Bring in Private Sector Funding
The gap between the finance available to SMEs and the finance that they could productively use remains a major barrier to the transition from start-up phase to scale-up phase. As this challenge cannot be met by governments alone, new instruments and cooperation structures for raising matched funding from support actors from the public and private sector should be leveraged to increase investment capacities. Private initiatives such as funding societies and other comparable P2P funding needs to be brought to the forefront especially for SMEs who are not in the “known” of such sources of funding.  

 

Be Predictable
Certainty and predictability are key in helping SMEs to build economies of scale, innovate and limit risks. In times of economic volatility, SMEs need to lobby for stable policy mechanism to be put in place, which is ideally disconnected from sudden political changes and short-term government needs, this will create an element of trust in the eyes of both domestic and foreign investors looking for long-term stable environments for their innovation investments.

 

Coordination 
With resources for SMEs often spread over various support organisations and ministries. SMEs need to ensure set aside sufficient budget and personnel to interface with the different agencies. Concurrently there needs to be a desire to lobby for new policies and instruments to prevent bottlenecks in implementation by the various agencies.

 

Data and Intelligence 
Disruptive and breakthrough SME innovations to respond to social, environmental, and economic grand challenges such as climate change and resource efficiency, demographic change, clean energy, and inclusive societies need to be brought to the forefront. 

In order to ensure they obtain the due support, new data will need to be collected and new methodologies will need to be developed to ensure these SMEs are capable of delivering the desired outcome. SMEs in these  green fields will need to co-create with the relevant agencies the  agile strategies to monitor progress which will  ensure the desired end goal is obtained.

 

Skill Up the Support Ecosystem
Policymakers often have limited experience of the real world of small business, leading to inadequate or inappropriate interventions. This should be addressed through face-to-face contacts between the SMEs and the policymakers team in order to gain a better understanding of the SMEs needs, as well as practicable training and development within innovation support organisations.
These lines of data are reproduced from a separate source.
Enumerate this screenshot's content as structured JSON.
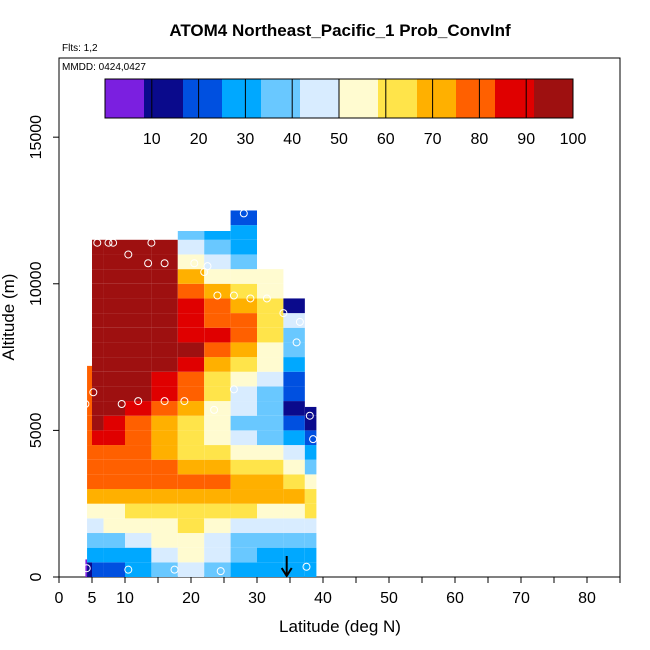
{
  "chart_data": {
    "type": "heatmap",
    "title": "ATOM4 Northeast_Pacific_1 Prob_ConvInf",
    "flights_label": "Flts: 1,2",
    "dates_label": "MMDD: 0424,0427",
    "xlabel": "Latitude (deg N)",
    "ylabel": "Altitude (m)",
    "xlim": [
      0,
      85
    ],
    "ylim": [
      0,
      17700
    ],
    "x_ticks": [
      0,
      5,
      10,
      20,
      30,
      40,
      50,
      60,
      70,
      80
    ],
    "x_tick_labels": [
      "0",
      "5",
      "10",
      "20",
      "30",
      "40",
      "50",
      "60",
      "70",
      "80"
    ],
    "y_ticks": [
      0,
      5000,
      10000,
      15000
    ],
    "y_tick_labels": [
      "0",
      "5000",
      "10000",
      "15000"
    ],
    "colorbar": {
      "range": [
        0,
        100
      ],
      "ticks": [
        10,
        20,
        30,
        40,
        50,
        60,
        70,
        80,
        90,
        100
      ],
      "tick_labels": [
        "10",
        "20",
        "30",
        "40",
        "50",
        "60",
        "70",
        "80",
        "90",
        "100"
      ],
      "colors": [
        "#7b1fe0",
        "#0a0a8c",
        "#0050e0",
        "#00a8ff",
        "#69c8ff",
        "#d8ecff",
        "#fffbd0",
        "#ffe44a",
        "#ffb000",
        "#ff6000",
        "#e00000",
        "#9e1010"
      ]
    },
    "marker_latitude": 34.5,
    "column_profiles": [
      {
        "lat": 4.0,
        "top": 600,
        "values": [
          0
        ]
      },
      {
        "lat": 4.5,
        "top": 7200,
        "values": [
          15,
          25,
          35,
          45,
          55,
          70,
          75,
          75,
          78,
          80,
          80,
          80
        ]
      },
      {
        "lat": 5.5,
        "top": 11500,
        "values": [
          18,
          28,
          38,
          48,
          56,
          70,
          76,
          78,
          80,
          85,
          92,
          95,
          98,
          98,
          98,
          98,
          98,
          98,
          98,
          98,
          98,
          98,
          98
        ]
      },
      {
        "lat": 8,
        "top": 11500,
        "values": [
          20,
          30,
          40,
          50,
          58,
          70,
          76,
          78,
          80,
          85,
          90,
          95,
          98,
          98,
          98,
          98,
          98,
          98,
          98,
          98,
          98,
          98,
          98
        ]
      },
      {
        "lat": 12,
        "top": 11500,
        "values": [
          25,
          32,
          42,
          52,
          60,
          72,
          78,
          78,
          76,
          78,
          82,
          88,
          92,
          96,
          98,
          98,
          98,
          98,
          98,
          98,
          98,
          98,
          98
        ]
      },
      {
        "lat": 16,
        "top": 11500,
        "values": [
          38,
          42,
          50,
          56,
          62,
          72,
          78,
          76,
          72,
          70,
          74,
          80,
          86,
          90,
          94,
          96,
          96,
          96,
          96,
          96,
          96,
          96,
          96
        ]
      },
      {
        "lat": 20,
        "top": 11800,
        "values": [
          48,
          52,
          56,
          60,
          64,
          74,
          78,
          72,
          65,
          60,
          62,
          68,
          76,
          82,
          88,
          92,
          90,
          88,
          86,
          80,
          70,
          55,
          45,
          35
        ]
      },
      {
        "lat": 24,
        "top": 11800,
        "values": [
          38,
          42,
          48,
          54,
          62,
          72,
          76,
          70,
          60,
          52,
          50,
          54,
          60,
          66,
          72,
          80,
          85,
          82,
          78,
          70,
          55,
          45,
          35,
          30
        ]
      },
      {
        "lat": 28,
        "top": 12500,
        "values": [
          30,
          34,
          40,
          48,
          60,
          72,
          74,
          66,
          56,
          46,
          40,
          42,
          48,
          55,
          62,
          70,
          78,
          76,
          70,
          62,
          50,
          40,
          32,
          28,
          18
        ]
      },
      {
        "lat": 32,
        "top": 10500,
        "values": [
          28,
          30,
          36,
          46,
          58,
          70,
          72,
          62,
          50,
          40,
          34,
          34,
          38,
          44,
          50,
          58,
          66,
          64,
          60,
          55,
          50
        ]
      },
      {
        "lat": 36,
        "top": 9500,
        "values": [
          25,
          28,
          34,
          44,
          56,
          68,
          66,
          55,
          42,
          32,
          22,
          16,
          18,
          22,
          28,
          35,
          40,
          45,
          12
        ]
      },
      {
        "lat": 38.5,
        "top": 5800,
        "values": [
          28,
          32,
          38,
          48,
          60,
          62,
          50,
          38,
          28,
          20,
          15,
          10
        ]
      }
    ],
    "flight_points": [
      {
        "lat": 4.2,
        "alt": 300
      },
      {
        "lat": 10.5,
        "alt": 250
      },
      {
        "lat": 17.5,
        "alt": 250
      },
      {
        "lat": 24.5,
        "alt": 200
      },
      {
        "lat": 37.5,
        "alt": 350
      },
      {
        "lat": 4,
        "alt": 5900
      },
      {
        "lat": 5.2,
        "alt": 6300
      },
      {
        "lat": 9.5,
        "alt": 5900
      },
      {
        "lat": 12,
        "alt": 6000
      },
      {
        "lat": 16,
        "alt": 6000
      },
      {
        "lat": 19,
        "alt": 6000
      },
      {
        "lat": 23.5,
        "alt": 5700
      },
      {
        "lat": 26.5,
        "alt": 6400
      },
      {
        "lat": 38,
        "alt": 5500
      },
      {
        "lat": 38.5,
        "alt": 4700
      },
      {
        "lat": 36,
        "alt": 8000
      },
      {
        "lat": 34,
        "alt": 9000
      },
      {
        "lat": 36.5,
        "alt": 8700
      },
      {
        "lat": 24,
        "alt": 9600
      },
      {
        "lat": 26.5,
        "alt": 9600
      },
      {
        "lat": 29,
        "alt": 9500
      },
      {
        "lat": 31.5,
        "alt": 9500
      },
      {
        "lat": 22,
        "alt": 10400
      },
      {
        "lat": 22.5,
        "alt": 10600
      },
      {
        "lat": 20.5,
        "alt": 10700
      },
      {
        "lat": 13.5,
        "alt": 10700
      },
      {
        "lat": 16,
        "alt": 10700
      },
      {
        "lat": 10.5,
        "alt": 11000
      },
      {
        "lat": 5.8,
        "alt": 11400
      },
      {
        "lat": 7.5,
        "alt": 11400
      },
      {
        "lat": 8.2,
        "alt": 11400
      },
      {
        "lat": 14,
        "alt": 11400
      },
      {
        "lat": 28,
        "alt": 12400
      },
      {
        "lat": 31,
        "alt": 12400
      }
    ]
  }
}
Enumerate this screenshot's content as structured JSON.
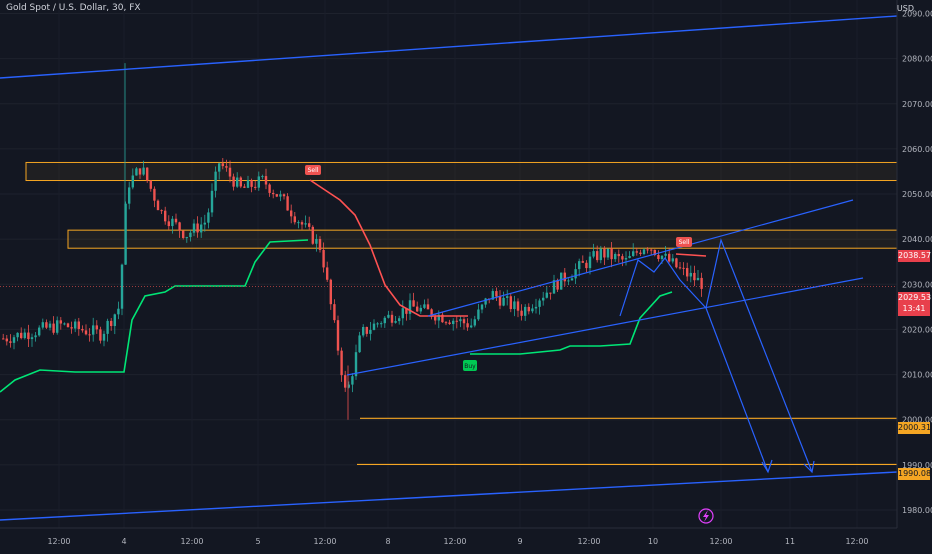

Even before COVID-19, there have been gaps in relation to the optimum pathway for SMEs and the necessary support structure required for them to move up the value chain.  Furthermore landscape of agencies and government entities in Malaysia was in need of simplification and restructuring. With policymakers now starting to think about the role public support should play in the renewal of the economic structure in the wake of the pandemic, it is imperative than SMEs collectively take up this unprecedented opportunity to create a better, stronger system, which will support SMEs to innovate their way out of this crisis.